March's NFP was lower than all forecasts, but the market this fact is almost not noticed. The main negative is yet to come: in the April report expectations for job losses in the millions, and the fed will have to tread lightly for at least a year.

Statistics this week a little, which also helps to reduce volatility:

  • in the US − inflation of consumer prices and weekly jobless claims;
  • Eurozone industrial orders of Germany;
  • China – inflation report for the 1st quarter.

By the way, the official China PMI in March rose sharply, returning the border of the recession in 50 points, although the same data collected by alternative sources showed a more modest result.

Prime Minister Johnson is still ill, and Britain to persist in the unwillingness to extend the transition period for Brexit, while it is clear that by June there will be no progress and the achievement of the trade agreement, even to the end of the year is highly unlikely due to the quarantine. Pay attention to the data block with the data on GDP.

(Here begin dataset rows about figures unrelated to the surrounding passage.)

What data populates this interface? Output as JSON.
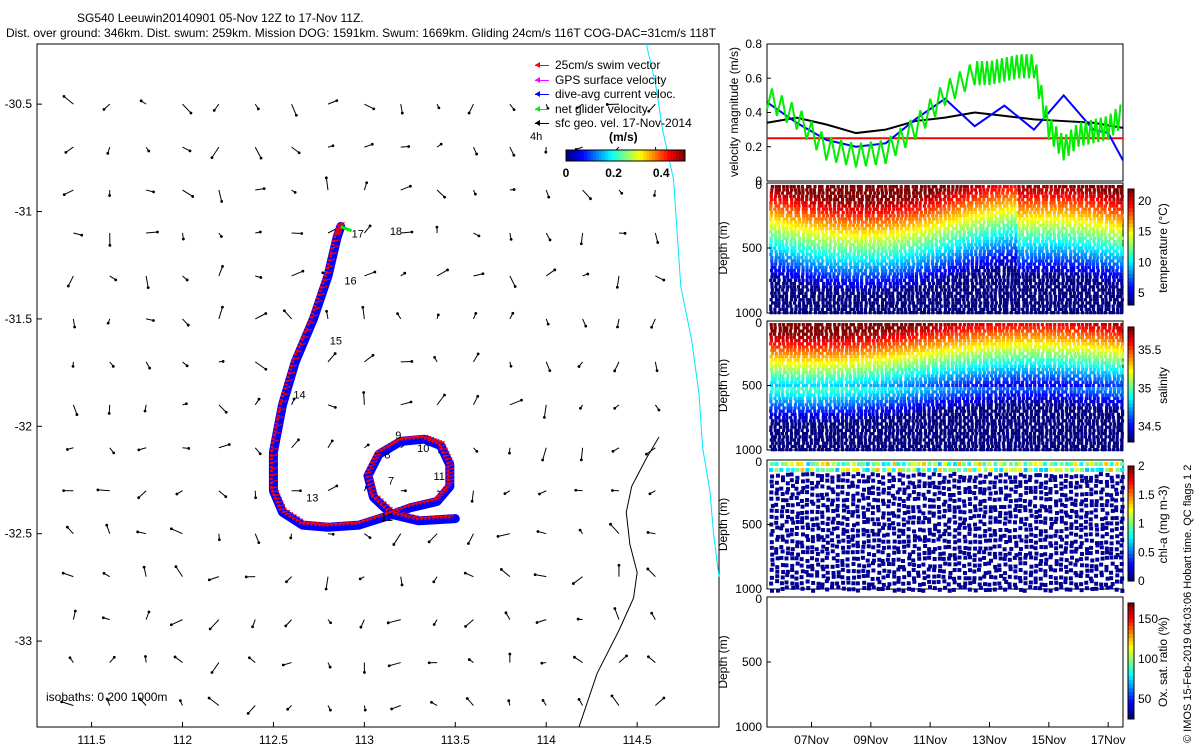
{
  "title": {
    "line1": "SG540 Leeuwin20140901 05-Nov 12Z to 17-Nov 11Z.",
    "line2": "Dist. over ground: 346km. Dist. swum: 259km. Mission DOG: 1591km. Swum: 1669km. Gliding 24cm/s 116T COG-DAC=31cm/s 118T"
  },
  "side_note": "© IMOS 15-Feb-2019 04:03:06 Hobart time. QC flags 1  2",
  "colors": {
    "swim": "#ff0000",
    "gps": "#ff00ff",
    "dac": "#0000ff",
    "net": "#00ee00",
    "geo": "#000000",
    "coast": "#00e5ff",
    "isobath": "#000000"
  },
  "chart_data": [
    {
      "type": "scatter",
      "panel": "map",
      "xlim": [
        111.2,
        114.95
      ],
      "ylim": [
        -33.4,
        -30.22
      ],
      "xticks": [
        "111.5",
        "112",
        "112.5",
        "113",
        "113.5",
        "114",
        "114.5"
      ],
      "yticks": [
        "-30.5",
        "-31",
        "-31.5",
        "-32",
        "-32.5",
        "-33"
      ],
      "legend": {
        "placement": "top-right",
        "entries": [
          "25cm/s swim vector",
          "GPS surface velocity",
          "dive-avg current veloc.",
          "net glider velocity",
          "sfc geo. vel. 17-Nov-2014"
        ]
      },
      "colorbar": {
        "label_left": "4h",
        "unit": "(m/s)",
        "ticks": [
          "0",
          "0.2",
          "0.4"
        ],
        "range": [
          0,
          0.5
        ]
      },
      "isobath_note": "isobaths: 0   200  1000m",
      "track": {
        "lon": [
          112.87,
          112.85,
          112.8,
          112.72,
          112.62,
          112.55,
          112.5,
          112.5,
          112.55,
          112.66,
          112.8,
          112.97,
          113.12,
          113.25,
          113.4,
          113.47,
          113.47,
          113.42,
          113.33,
          113.2,
          113.08,
          113.02,
          113.05,
          113.15,
          113.3,
          113.5
        ],
        "lat": [
          -31.07,
          -31.12,
          -31.3,
          -31.5,
          -31.7,
          -31.9,
          -32.12,
          -32.3,
          -32.4,
          -32.46,
          -32.47,
          -32.46,
          -32.42,
          -32.38,
          -32.35,
          -32.28,
          -32.18,
          -32.09,
          -32.06,
          -32.07,
          -32.13,
          -32.23,
          -32.33,
          -32.41,
          -32.44,
          -32.43
        ]
      },
      "day_labels": [
        {
          "label": "17",
          "lon": 112.93,
          "lat": -31.12
        },
        {
          "label": "18",
          "lon": 113.14,
          "lat": -31.11
        },
        {
          "label": "16",
          "lon": 112.89,
          "lat": -31.34
        },
        {
          "label": "15",
          "lon": 112.81,
          "lat": -31.62
        },
        {
          "label": "14",
          "lon": 112.61,
          "lat": -31.87
        },
        {
          "label": "13",
          "lon": 112.68,
          "lat": -32.35
        },
        {
          "label": "12",
          "lon": 113.09,
          "lat": -32.44
        },
        {
          "label": "11",
          "lon": 113.38,
          "lat": -32.25
        },
        {
          "label": "10",
          "lon": 113.29,
          "lat": -32.12
        },
        {
          "label": "9",
          "lon": 113.17,
          "lat": -32.06
        },
        {
          "label": "8",
          "lon": 113.11,
          "lat": -32.15
        },
        {
          "label": "7",
          "lon": 113.13,
          "lat": -32.27
        }
      ],
      "coast": {
        "lon": [
          114.55,
          114.6,
          114.64,
          114.7,
          114.72,
          114.74,
          114.8,
          114.84,
          114.86,
          114.9,
          114.92,
          114.95
        ],
        "lat": [
          -30.22,
          -30.4,
          -30.62,
          -30.85,
          -31.1,
          -31.35,
          -31.6,
          -31.85,
          -32.1,
          -32.3,
          -32.5,
          -32.7
        ]
      },
      "isobath": {
        "lon": [
          114.18,
          114.28,
          114.4,
          114.48,
          114.5,
          114.46,
          114.44,
          114.47,
          114.55,
          114.62
        ],
        "lat": [
          -33.4,
          -33.15,
          -32.95,
          -32.8,
          -32.68,
          -32.55,
          -32.4,
          -32.28,
          -32.15,
          -32.05
        ]
      }
    },
    {
      "type": "line",
      "panel": "velocity",
      "ylabel": "velocity magnitude (m/s)",
      "ylim": [
        0,
        0.8
      ],
      "xlim": [
        5.5,
        17.5
      ],
      "yticks": [
        "0",
        "0.2",
        "0.4",
        "0.6",
        "0.8"
      ],
      "series": [
        {
          "color": "#ff0000",
          "x": [
            5.5,
            17.5
          ],
          "values": [
            0.25,
            0.25
          ]
        },
        {
          "color": "#000000",
          "x": [
            5.5,
            6.5,
            7.5,
            8.5,
            9.5,
            10.5,
            11.5,
            12.5,
            13.5,
            14.5,
            15.5,
            16.5,
            17.5
          ],
          "values": [
            0.34,
            0.37,
            0.33,
            0.28,
            0.3,
            0.35,
            0.37,
            0.4,
            0.38,
            0.36,
            0.35,
            0.34,
            0.31
          ]
        },
        {
          "color": "#0000ff",
          "x": [
            5.5,
            6.5,
            7.5,
            8.5,
            9.5,
            10.5,
            11.5,
            12.5,
            13.5,
            14.5,
            15.5,
            16.5,
            17.0,
            17.5
          ],
          "values": [
            0.46,
            0.34,
            0.24,
            0.2,
            0.22,
            0.36,
            0.48,
            0.32,
            0.44,
            0.3,
            0.5,
            0.3,
            0.28,
            0.12
          ]
        },
        {
          "color": "#00ee00",
          "x": [
            5.5,
            6.5,
            7.5,
            8.5,
            9.5,
            10.5,
            11.5,
            12.5,
            13.0,
            13.5,
            14.0,
            14.5,
            15.0,
            15.5,
            16.0,
            16.5,
            17.0,
            17.5
          ],
          "values": [
            0.48,
            0.36,
            0.18,
            0.14,
            0.16,
            0.3,
            0.5,
            0.62,
            0.62,
            0.64,
            0.66,
            0.66,
            0.3,
            0.18,
            0.26,
            0.28,
            0.3,
            0.38
          ]
        }
      ]
    },
    {
      "type": "heatmap",
      "panel": "temperature",
      "ylabel": "Depth (m)",
      "cbar_label": "temperature (°C)",
      "ylim": [
        0,
        1000
      ],
      "yticks": [
        "0",
        "500",
        "1000"
      ],
      "cbar_ticks": [
        "20",
        "15",
        "10",
        "5"
      ],
      "crange": [
        3,
        22
      ]
    },
    {
      "type": "heatmap",
      "panel": "salinity",
      "ylabel": "Depth (m)",
      "cbar_label": "salinity",
      "ylim": [
        0,
        1000
      ],
      "yticks": [
        "0",
        "500",
        "1000"
      ],
      "cbar_ticks": [
        "35.5",
        "35",
        "34.5"
      ],
      "crange": [
        34.3,
        35.8
      ]
    },
    {
      "type": "heatmap",
      "panel": "chla",
      "ylabel": "Depth (m)",
      "cbar_label": "chl-a (mg m-3)",
      "ylim": [
        0,
        1000
      ],
      "yticks": [
        "0",
        "500",
        "1000"
      ],
      "cbar_ticks": [
        "2",
        "1.5",
        "1",
        "0.5",
        "0"
      ],
      "crange": [
        0,
        2
      ]
    },
    {
      "type": "heatmap",
      "panel": "oxygen",
      "ylabel": "Depth (m)",
      "cbar_label": "Ox. sat. ratio (%)",
      "ylim": [
        0,
        1000
      ],
      "yticks": [
        "0",
        "500",
        "1000"
      ],
      "cbar_ticks": [
        "150",
        "100",
        "50"
      ],
      "crange": [
        25,
        170
      ],
      "xticks": [
        "07Nov",
        "09Nov",
        "11Nov",
        "13Nov",
        "15Nov",
        "17Nov"
      ]
    }
  ]
}
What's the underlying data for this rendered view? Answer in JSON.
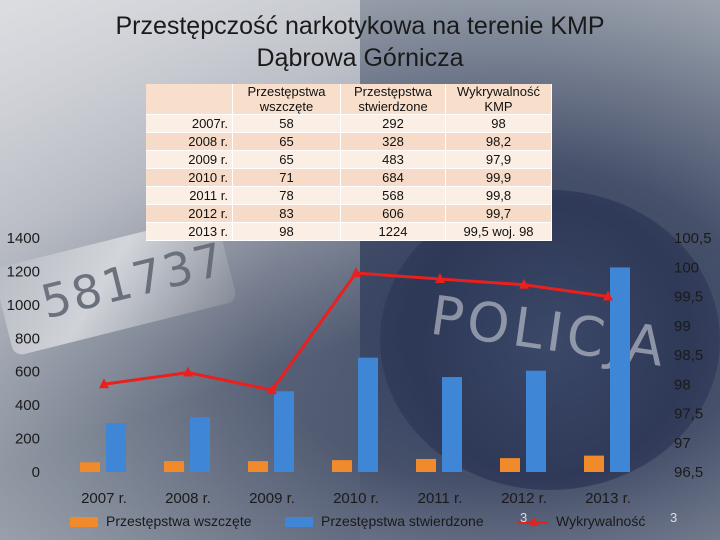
{
  "title_line1": "Przestępczość narkotykowa na terenie KMP",
  "title_line2": "Dąbrowa Górnicza",
  "slide_number": "3",
  "slide_number_overlay": "3",
  "background_badge_text": "581737",
  "background_police_text": "POLICJA",
  "colors": {
    "series1": "#f08a2a",
    "series2": "#3f86d6",
    "series3": "#e8201e"
  },
  "table": {
    "headers": [
      "",
      "Przestępstwa wszczęte",
      "Przestępstwa stwierdzone",
      "Wykrywalność KMP"
    ],
    "rows": [
      [
        "2007r.",
        "58",
        "292",
        "98"
      ],
      [
        "2008 r.",
        "65",
        "328",
        "98,2"
      ],
      [
        "2009 r.",
        "65",
        "483",
        "97,9"
      ],
      [
        "2010 r.",
        "71",
        "684",
        "99,9"
      ],
      [
        "2011 r.",
        "78",
        "568",
        "99,8"
      ],
      [
        "2012 r.",
        "83",
        "606",
        "99,7"
      ],
      [
        "2013 r.",
        "98",
        "1224",
        "99,5 woj. 98"
      ]
    ]
  },
  "chart_data": {
    "type": "bar",
    "categories": [
      "2007 r.",
      "2008 r.",
      "2009 r.",
      "2010 r.",
      "2011 r.",
      "2012 r.",
      "2013 r."
    ],
    "series": [
      {
        "name": "Przestępstwa wszczęte",
        "type": "bar",
        "axis": "left",
        "values": [
          58,
          65,
          65,
          71,
          78,
          83,
          98
        ]
      },
      {
        "name": "Przestępstwa stwierdzone",
        "type": "bar",
        "axis": "left",
        "values": [
          292,
          328,
          483,
          684,
          568,
          606,
          1224
        ]
      },
      {
        "name": "Wykrywalność",
        "type": "line",
        "axis": "right",
        "values": [
          98,
          98.2,
          97.9,
          99.9,
          99.8,
          99.7,
          99.5
        ]
      }
    ],
    "ylim": [
      0,
      1400
    ],
    "yticks": [
      "0",
      "200",
      "400",
      "600",
      "800",
      "1000",
      "1200",
      "1400"
    ],
    "y2lim": [
      96.5,
      100.5
    ],
    "y2ticks": [
      "96,5",
      "97",
      "97,5",
      "98",
      "98,5",
      "99",
      "99,5",
      "100",
      "100,5"
    ],
    "legend_position": "bottom",
    "legend": [
      "Przestępstwa wszczęte",
      "Przestępstwa stwierdzone",
      "Wykrywalność"
    ]
  }
}
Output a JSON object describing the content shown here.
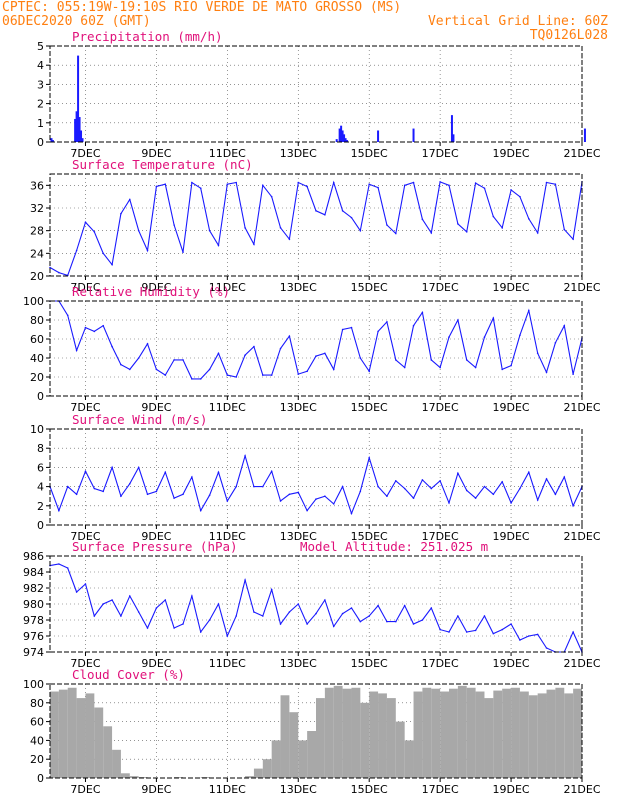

This week figures the fed will comment on the Protocol and new economic forecasts, but more important speeches are scheduled. Tomorrow Lagarde will attend the Eurogroup meeting, but formal comments will not be available, although the insides − quite likely.

Thursday waiting for the minutes of the meeting of the ECB: the more they will be differences with respect to the lifting of limits of asset purchases, the more nervous Euro.

Friday in most areas the output, intervention in the markets is not expected so the speculators get the chance to actively adjust positions.